Mikros 20:47, 29 gen 2008 (CET)
Salve sulla località di nascita di Celestino V e sullle sue nobili origini nonchè sulla sua monacazione benedettina nel ramo dei Cistercensi e su un suo ritratto coevo la bibliografia innovativa è DOMENICO CAIAZZA , il Segreto di san Pietro Celestino Delle origini e formazione di Pietro degli Angeleri papa Celestino V Quaderni Campano sannitici , Piedimonte Matese Ikona 2005
e
DOMENICO CAIAZZA ( a cura) Terra di Lavoro Terra di Santi eremiti e monachesimo nell' Alta terra di lavoro da Benedetto a Clelestino V Quaderni Campano Sannitici Piedimonte matese Ikona 2005
Domenico Caiazza asrticolo sulla rivista Medioevo credo febbraio o marzo 2007 Saluti
— Questo commento senza la firma utente è stato inserito da 87.23.228.140 (discussioni · contributi) 19:21, 2 set 2008 (CEST).
Salve,
ho aggiunto la versione latina della bolla di rinunzia al pontificato di Celestino V presa dal Centro Studi Agostiniano "Cherubino Ghirardacci"
--Simosito (msg) 18:35, 27 set 2008 (CEST)
benedetto ix riunciò 2 volte.... e mi pare che ve ne furono altri — Questo commento senza la firma utente è stato inserito da 151.50.24.193 (discussioni · contributi) 14:48, 5 nov 2008 (CET).
C'è scritto che bonifacio venne eletto quando aveva 59 circa...ma sulla pagina di bonifacio stesso dice ke venne eletto a 64 anni!
Ho ripristinato la versione precedente per evidenti motivi di stile in base alle norme WP. Ecco alcune osservazioni a spiegazione di quanto detto:
Mi fermo qui.--K.Weise (msg) 11:44, 8 apr 2010 (CEST)
Vorrei ricordare all'anonimo utente 79.47.167.171 che i template: Citazione necessaria non si eliminano arbitrariamente con il cambio di qualche parola ma inserendo la citazione puntuale della fonte, secondo le regole che disciplinano gli interventi su WP. Le ipotesi e le supposizioni, anche se diffuse (non so poi se questo sia il caso), devono SEMPRE essere appoggiate dalla citazione della fonte (chi e dove le ha formulate), diversamente WP diventa un blog, non un'enciclopedia. Desidero inoltre invitare l'anonimo utente 79.47.167.171 a registrarsi, in modo che sia possibile un confronto diretto e costruttivo sui contenuti e sulla forma dei suoi interventi.--K.Weise (msg) 15:45, 20 mag 2010 (CEST)
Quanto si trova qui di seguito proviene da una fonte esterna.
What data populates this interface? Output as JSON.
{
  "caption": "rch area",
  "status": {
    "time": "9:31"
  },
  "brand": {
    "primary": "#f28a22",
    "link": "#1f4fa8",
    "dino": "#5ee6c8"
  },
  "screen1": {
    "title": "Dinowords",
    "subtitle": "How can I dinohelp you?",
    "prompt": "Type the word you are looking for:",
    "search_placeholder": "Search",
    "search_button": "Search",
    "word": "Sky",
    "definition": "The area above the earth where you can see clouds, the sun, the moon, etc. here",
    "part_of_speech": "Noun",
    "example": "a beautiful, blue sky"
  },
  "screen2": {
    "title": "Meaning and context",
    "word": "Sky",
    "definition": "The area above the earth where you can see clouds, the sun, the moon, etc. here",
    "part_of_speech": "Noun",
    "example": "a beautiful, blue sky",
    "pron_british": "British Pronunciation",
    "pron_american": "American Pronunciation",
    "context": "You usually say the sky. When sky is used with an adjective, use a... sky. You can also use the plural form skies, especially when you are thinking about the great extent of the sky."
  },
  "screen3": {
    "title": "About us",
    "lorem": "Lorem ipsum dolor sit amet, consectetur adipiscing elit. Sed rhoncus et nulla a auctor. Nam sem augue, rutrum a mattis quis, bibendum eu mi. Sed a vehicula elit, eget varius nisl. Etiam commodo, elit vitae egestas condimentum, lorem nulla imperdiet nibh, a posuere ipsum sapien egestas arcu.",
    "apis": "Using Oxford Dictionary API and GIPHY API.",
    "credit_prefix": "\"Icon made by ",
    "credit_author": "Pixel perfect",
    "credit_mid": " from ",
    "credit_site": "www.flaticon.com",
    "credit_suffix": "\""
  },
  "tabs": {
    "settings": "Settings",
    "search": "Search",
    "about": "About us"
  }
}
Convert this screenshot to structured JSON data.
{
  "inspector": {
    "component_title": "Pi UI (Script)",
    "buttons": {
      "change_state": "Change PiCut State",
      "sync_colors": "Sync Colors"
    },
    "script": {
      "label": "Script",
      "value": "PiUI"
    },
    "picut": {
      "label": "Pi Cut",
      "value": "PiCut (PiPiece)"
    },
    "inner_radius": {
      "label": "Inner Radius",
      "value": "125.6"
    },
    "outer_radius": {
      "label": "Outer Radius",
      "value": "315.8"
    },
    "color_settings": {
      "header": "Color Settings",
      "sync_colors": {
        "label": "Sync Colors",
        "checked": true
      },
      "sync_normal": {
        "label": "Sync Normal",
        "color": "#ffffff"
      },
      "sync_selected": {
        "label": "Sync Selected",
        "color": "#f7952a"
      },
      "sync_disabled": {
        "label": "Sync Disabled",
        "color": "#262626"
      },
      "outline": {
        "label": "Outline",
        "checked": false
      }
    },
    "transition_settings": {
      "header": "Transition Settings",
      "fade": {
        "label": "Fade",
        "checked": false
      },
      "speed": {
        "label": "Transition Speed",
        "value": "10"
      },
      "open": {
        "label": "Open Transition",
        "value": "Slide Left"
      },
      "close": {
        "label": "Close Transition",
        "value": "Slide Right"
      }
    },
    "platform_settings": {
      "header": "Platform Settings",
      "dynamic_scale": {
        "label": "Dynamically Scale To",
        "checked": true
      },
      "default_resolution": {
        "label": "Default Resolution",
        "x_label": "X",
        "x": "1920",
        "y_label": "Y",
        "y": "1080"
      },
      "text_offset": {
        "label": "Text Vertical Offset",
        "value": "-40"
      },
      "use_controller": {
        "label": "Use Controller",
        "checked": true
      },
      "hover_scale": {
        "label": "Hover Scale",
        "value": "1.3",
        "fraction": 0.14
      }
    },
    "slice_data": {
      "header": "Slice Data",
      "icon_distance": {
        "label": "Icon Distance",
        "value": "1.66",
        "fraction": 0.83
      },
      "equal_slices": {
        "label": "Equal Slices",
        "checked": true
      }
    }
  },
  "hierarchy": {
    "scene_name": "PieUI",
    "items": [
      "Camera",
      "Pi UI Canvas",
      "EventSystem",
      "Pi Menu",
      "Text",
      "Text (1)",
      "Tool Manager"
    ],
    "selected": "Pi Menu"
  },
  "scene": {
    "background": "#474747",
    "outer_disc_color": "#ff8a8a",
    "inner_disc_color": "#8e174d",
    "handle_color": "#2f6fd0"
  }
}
Ho ripristinato la versione di Raffaele P. poichè la modifica successiva è errata. La frase che secondo l'autore era stata tolta senza motivazione, lo fu pour cause: la spiegazione sta nella citazione puntuale con tanto di documentazione, bastava guardare qui la Cronologia. L'autore del ripristino della frase di cui sopra o presenta una documentazione puntuale più attendibile o lascia perdere!--K.Weise (msg) 21:55, 31 mag 2010 (CEST)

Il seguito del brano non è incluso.